De l’architecture à l’anti-design, du dessin à la photo, retour sur le parcours d’Ettore Sottsass, précurseur d’une vision nouvelle du design et philosophe du design comme il ne s’en fait plus…
Valentine
Designer, architecte ou artiste ? Il se définissait comme architecte.
Ceux qui l’ont bien connu voyaient en lui un artiste.
Mais la plupart d’entre nous ont retenu de lui son travail de designer.

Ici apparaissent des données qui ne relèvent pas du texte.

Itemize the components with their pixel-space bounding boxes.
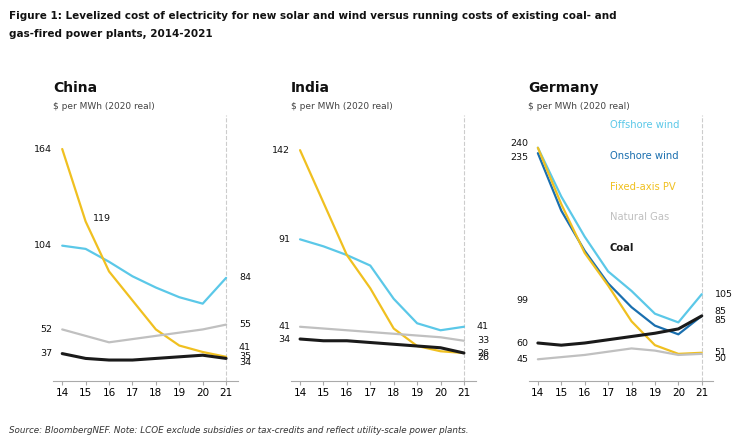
Text: 45: 45 xyxy=(516,355,528,364)
Text: Natural Gas: Natural Gas xyxy=(610,212,669,222)
Text: Source: BloombergNEF. Note: LCOE exclude subsidies or tax-credits and reflect ut: Source: BloombergNEF. Note: LCOE exclude… xyxy=(9,426,469,435)
Text: 41: 41 xyxy=(278,322,290,331)
Text: 99: 99 xyxy=(516,296,528,305)
Text: 85: 85 xyxy=(715,307,726,316)
Text: 235: 235 xyxy=(510,153,528,162)
Text: 105: 105 xyxy=(715,290,732,299)
Text: 84: 84 xyxy=(239,273,251,282)
Text: 37: 37 xyxy=(40,349,52,358)
Text: Fixed-axis PV: Fixed-axis PV xyxy=(610,182,676,192)
Text: 119: 119 xyxy=(93,214,111,223)
Text: 91: 91 xyxy=(278,235,290,244)
Text: 34: 34 xyxy=(278,334,290,343)
Text: 240: 240 xyxy=(510,139,528,148)
Text: $ per MWh (2020 real): $ per MWh (2020 real) xyxy=(291,102,393,111)
Text: 50: 50 xyxy=(715,354,726,363)
Text: Figure 1: Levelized cost of electricity for new solar and wind versus running co: Figure 1: Levelized cost of electricity … xyxy=(9,11,617,21)
Text: 26: 26 xyxy=(477,349,488,358)
Text: Germany: Germany xyxy=(528,81,599,95)
Text: 52: 52 xyxy=(40,325,52,334)
Text: 51: 51 xyxy=(715,348,726,357)
Text: 33: 33 xyxy=(477,336,489,345)
Text: India: India xyxy=(291,81,330,95)
Text: 164: 164 xyxy=(35,144,52,154)
Text: 142: 142 xyxy=(273,146,290,155)
Text: 26: 26 xyxy=(477,353,488,362)
Text: 41: 41 xyxy=(477,322,488,331)
Text: $ per MWh (2020 real): $ per MWh (2020 real) xyxy=(528,102,630,111)
Text: 104: 104 xyxy=(35,241,52,250)
Text: $ per MWh (2020 real): $ per MWh (2020 real) xyxy=(53,102,155,111)
Text: 60: 60 xyxy=(516,338,528,347)
Text: 41: 41 xyxy=(239,342,251,352)
Text: Coal: Coal xyxy=(610,243,634,253)
Text: China: China xyxy=(53,81,97,95)
Text: 35: 35 xyxy=(239,352,251,361)
Text: 55: 55 xyxy=(239,320,251,329)
Text: 34: 34 xyxy=(239,358,251,367)
Text: 85: 85 xyxy=(715,316,726,325)
Text: Onshore wind: Onshore wind xyxy=(610,151,679,161)
Text: Offshore wind: Offshore wind xyxy=(610,120,680,131)
Text: gas-fired power plants, 2014-2021: gas-fired power plants, 2014-2021 xyxy=(9,29,213,39)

Valentine, la machine à écrire rouge conçue pour Olivetti, ou l’étagère Carlton, créée avec le groupe Memphis… des icônes.
L’histoire d’Ettore ?
Fils d’Ettore Sottsass, architecte, le jeune Ettore suit des études d’architecture et, appelé sous les drapeaux par l’armée italienne, il est envoyé dans les montagnes du Monténégro où il est fait prisonnier et passe la majeure partie de la Seconde Guerre mondiale dans un camp de prisonniers à Sarajevo.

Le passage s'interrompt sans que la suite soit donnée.